A aplicação possibilita a comunicação em tempo real, com a vantagem de permitir tipificar as várias ocorrências de acordo com as áreas e respetiva gravidade, analisar a evolução dos tempos médios de resolução dos problemas, entre outro tipo de sinergias que no final permitem aproximar o cidadão comum de quem gere a coisa pública, resolvendo os problemas de forma mais eficiente e transparente e inclusive antecipar cenários face ao histórico disponibilizado pela plataforma.

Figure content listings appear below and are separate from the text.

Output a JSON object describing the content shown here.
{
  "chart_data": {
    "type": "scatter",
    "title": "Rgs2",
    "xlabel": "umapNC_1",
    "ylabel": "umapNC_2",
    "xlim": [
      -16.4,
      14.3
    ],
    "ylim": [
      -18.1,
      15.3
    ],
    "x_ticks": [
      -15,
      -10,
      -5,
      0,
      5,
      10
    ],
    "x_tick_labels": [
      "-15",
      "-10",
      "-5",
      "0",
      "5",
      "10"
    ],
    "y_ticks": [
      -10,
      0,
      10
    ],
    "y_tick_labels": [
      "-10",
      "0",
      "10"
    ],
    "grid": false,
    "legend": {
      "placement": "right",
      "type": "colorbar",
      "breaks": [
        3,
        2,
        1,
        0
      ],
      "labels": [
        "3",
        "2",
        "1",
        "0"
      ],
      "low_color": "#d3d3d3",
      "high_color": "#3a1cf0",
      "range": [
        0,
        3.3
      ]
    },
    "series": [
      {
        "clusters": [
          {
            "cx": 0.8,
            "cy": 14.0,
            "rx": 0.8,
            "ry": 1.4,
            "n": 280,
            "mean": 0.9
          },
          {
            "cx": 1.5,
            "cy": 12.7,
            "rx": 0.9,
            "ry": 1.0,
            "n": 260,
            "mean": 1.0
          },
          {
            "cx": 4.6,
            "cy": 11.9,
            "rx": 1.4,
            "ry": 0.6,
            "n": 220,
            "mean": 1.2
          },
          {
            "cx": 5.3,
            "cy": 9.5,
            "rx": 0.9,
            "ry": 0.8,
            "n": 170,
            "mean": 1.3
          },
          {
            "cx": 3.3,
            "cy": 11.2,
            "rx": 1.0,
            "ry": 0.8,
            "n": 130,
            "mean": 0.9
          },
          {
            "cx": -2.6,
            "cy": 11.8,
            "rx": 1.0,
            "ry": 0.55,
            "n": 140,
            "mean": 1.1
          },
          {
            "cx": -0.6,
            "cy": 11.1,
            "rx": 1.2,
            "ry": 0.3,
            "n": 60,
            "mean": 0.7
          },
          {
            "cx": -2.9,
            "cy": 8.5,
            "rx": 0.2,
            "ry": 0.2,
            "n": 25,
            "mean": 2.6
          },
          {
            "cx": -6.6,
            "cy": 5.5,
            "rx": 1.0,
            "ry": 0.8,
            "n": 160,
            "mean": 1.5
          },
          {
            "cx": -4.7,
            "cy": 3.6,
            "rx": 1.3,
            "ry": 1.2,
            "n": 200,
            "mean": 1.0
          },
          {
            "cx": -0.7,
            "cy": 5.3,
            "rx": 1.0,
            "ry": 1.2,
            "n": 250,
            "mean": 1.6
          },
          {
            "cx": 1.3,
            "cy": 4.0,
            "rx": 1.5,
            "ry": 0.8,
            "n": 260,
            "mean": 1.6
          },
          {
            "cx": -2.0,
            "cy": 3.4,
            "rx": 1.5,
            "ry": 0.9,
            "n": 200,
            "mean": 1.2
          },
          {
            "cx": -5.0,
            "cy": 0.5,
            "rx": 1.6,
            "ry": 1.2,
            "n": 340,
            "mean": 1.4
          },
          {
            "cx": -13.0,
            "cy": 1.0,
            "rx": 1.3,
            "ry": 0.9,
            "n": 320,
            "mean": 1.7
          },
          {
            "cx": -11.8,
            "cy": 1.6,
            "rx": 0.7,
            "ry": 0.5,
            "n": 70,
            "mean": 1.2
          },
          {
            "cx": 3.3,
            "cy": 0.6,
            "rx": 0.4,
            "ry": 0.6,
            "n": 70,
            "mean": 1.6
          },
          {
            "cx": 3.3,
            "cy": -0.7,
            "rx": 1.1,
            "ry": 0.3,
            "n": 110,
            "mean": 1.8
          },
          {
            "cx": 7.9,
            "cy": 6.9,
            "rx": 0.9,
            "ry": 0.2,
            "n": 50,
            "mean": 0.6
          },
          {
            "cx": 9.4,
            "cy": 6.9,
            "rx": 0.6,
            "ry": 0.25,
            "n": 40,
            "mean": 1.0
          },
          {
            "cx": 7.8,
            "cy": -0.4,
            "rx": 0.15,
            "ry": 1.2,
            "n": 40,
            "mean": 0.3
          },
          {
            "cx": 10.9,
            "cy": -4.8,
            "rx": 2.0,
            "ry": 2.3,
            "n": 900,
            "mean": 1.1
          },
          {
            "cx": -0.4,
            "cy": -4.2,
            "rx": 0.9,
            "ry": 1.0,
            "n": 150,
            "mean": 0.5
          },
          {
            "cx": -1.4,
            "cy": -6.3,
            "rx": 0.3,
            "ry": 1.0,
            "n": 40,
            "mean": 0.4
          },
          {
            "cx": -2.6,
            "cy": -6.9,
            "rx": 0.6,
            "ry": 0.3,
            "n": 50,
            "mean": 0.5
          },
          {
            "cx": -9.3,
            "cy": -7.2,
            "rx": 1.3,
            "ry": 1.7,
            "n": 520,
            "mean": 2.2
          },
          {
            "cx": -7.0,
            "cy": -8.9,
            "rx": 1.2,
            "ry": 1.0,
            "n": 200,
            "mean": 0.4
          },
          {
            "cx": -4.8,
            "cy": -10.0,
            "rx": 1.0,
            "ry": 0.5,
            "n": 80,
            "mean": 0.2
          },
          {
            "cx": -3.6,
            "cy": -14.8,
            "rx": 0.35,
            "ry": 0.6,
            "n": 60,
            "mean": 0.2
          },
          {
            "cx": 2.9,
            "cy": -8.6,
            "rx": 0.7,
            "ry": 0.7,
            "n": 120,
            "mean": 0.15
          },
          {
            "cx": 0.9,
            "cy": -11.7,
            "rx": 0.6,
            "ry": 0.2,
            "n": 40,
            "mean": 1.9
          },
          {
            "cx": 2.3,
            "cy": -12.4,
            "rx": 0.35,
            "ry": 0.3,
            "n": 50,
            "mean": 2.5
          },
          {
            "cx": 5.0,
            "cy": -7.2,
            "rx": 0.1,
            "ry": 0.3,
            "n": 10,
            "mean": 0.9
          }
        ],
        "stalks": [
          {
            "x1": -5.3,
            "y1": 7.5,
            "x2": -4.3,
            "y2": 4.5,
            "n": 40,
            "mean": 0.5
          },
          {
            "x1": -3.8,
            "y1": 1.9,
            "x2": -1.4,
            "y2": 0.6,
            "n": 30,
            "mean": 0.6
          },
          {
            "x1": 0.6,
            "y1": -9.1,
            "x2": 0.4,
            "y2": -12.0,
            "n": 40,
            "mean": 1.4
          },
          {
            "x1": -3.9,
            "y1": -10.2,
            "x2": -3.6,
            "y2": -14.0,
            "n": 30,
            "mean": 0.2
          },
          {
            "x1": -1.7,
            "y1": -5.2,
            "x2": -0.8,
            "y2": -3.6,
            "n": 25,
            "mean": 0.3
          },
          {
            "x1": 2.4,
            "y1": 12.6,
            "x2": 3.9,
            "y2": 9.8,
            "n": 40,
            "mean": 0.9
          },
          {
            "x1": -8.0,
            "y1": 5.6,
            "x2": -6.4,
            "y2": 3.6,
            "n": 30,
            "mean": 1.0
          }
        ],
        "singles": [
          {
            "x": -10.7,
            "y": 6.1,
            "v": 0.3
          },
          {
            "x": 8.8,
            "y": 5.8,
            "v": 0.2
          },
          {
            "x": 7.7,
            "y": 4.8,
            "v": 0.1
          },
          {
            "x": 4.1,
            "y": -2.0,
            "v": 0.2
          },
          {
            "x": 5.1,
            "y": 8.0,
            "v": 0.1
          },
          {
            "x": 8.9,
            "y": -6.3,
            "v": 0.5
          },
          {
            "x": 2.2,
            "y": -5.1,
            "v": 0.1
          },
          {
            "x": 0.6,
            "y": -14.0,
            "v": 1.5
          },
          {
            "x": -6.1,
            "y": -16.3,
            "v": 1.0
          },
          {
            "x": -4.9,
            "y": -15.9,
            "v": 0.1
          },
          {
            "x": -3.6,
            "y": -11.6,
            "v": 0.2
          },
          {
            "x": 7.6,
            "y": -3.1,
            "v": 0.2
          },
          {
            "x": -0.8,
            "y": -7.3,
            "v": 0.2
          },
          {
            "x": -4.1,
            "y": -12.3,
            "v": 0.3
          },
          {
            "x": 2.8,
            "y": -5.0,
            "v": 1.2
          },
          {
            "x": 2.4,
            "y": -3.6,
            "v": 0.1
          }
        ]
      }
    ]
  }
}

Pedro Figueiredo, responsável pela Contratação Pública da NOS, sublinhou que a empresa é um parceiro com experiência no âmbito do processo de transição digital das cidades. Refira-se que a NOS começou o processo das Smart Cities há cerca de cinco anos. “Começámos a construir o que poderia ser uma cidade mais inteligente, mais ligada, e fizemos isto porque conhecemos as espectativas das pessoas e como se relacionam com a tecnologia. Temos acompanhado a transformação das cidades e, juntamente com estas, conseguimos inovar e criar novas infraestruturas tecnológicas. Para além disso, temos um conjunto de parceiros em várias áreas dos municípios, uma plataforma integradora de dados abertos que nos permite recolher informação de todas as áreas essenciais à cidade, garantindo a prestação de um serviço online 24 horas por dia, 7 dias por semana.” Sublinhou que a empresa é um fator essencial na ligação das cidades e na criação de cidades inteligentes “porque o 5G vem-nos trazer várias variantes da internet das coisas, da ligação dos equipamentos, dos sensores e da rede estandardizada para as coisas comunicarem, que permite grande propagação de dados, como por exemplo as regas, os sensores ambientais, a gestão dos resíduos, tendo frisado que todos os carros e contentores do lixo deveriam ter sensores para comunicar o seu estado, aumentando a eficiência dos referidos trajetos. Há outra variante que permite blocos maiores de informação, que vai servir para vídeo, para radares de polícia, onde há a necessidade de dados mais concretos para transmitir à sala de gestão e controlo. Temos a componente que serve para a condução de veículos autónomos, para comunicarem entre si e com infraestruturas de comunicação que possam ajudar na circulação nas cidades. Há ainda toda a componente de vídeo com alta resolução em tempo real, que serve para ajudar os drones na vigilância das florestas, das praias, do mar, aos Bombeiros, etc. Para ser uma Smart City é preciso ligar as coisas, colocar tudo a comunicar, para receber a informação que vai fazer com que possamos decidir melhor.

Este é o primeiro passo, mas como vemos há uma enormidade de variantes a explorar que irão possibilitar o melhoramento da gestão do território e dos serviços prestados aos cidadãos.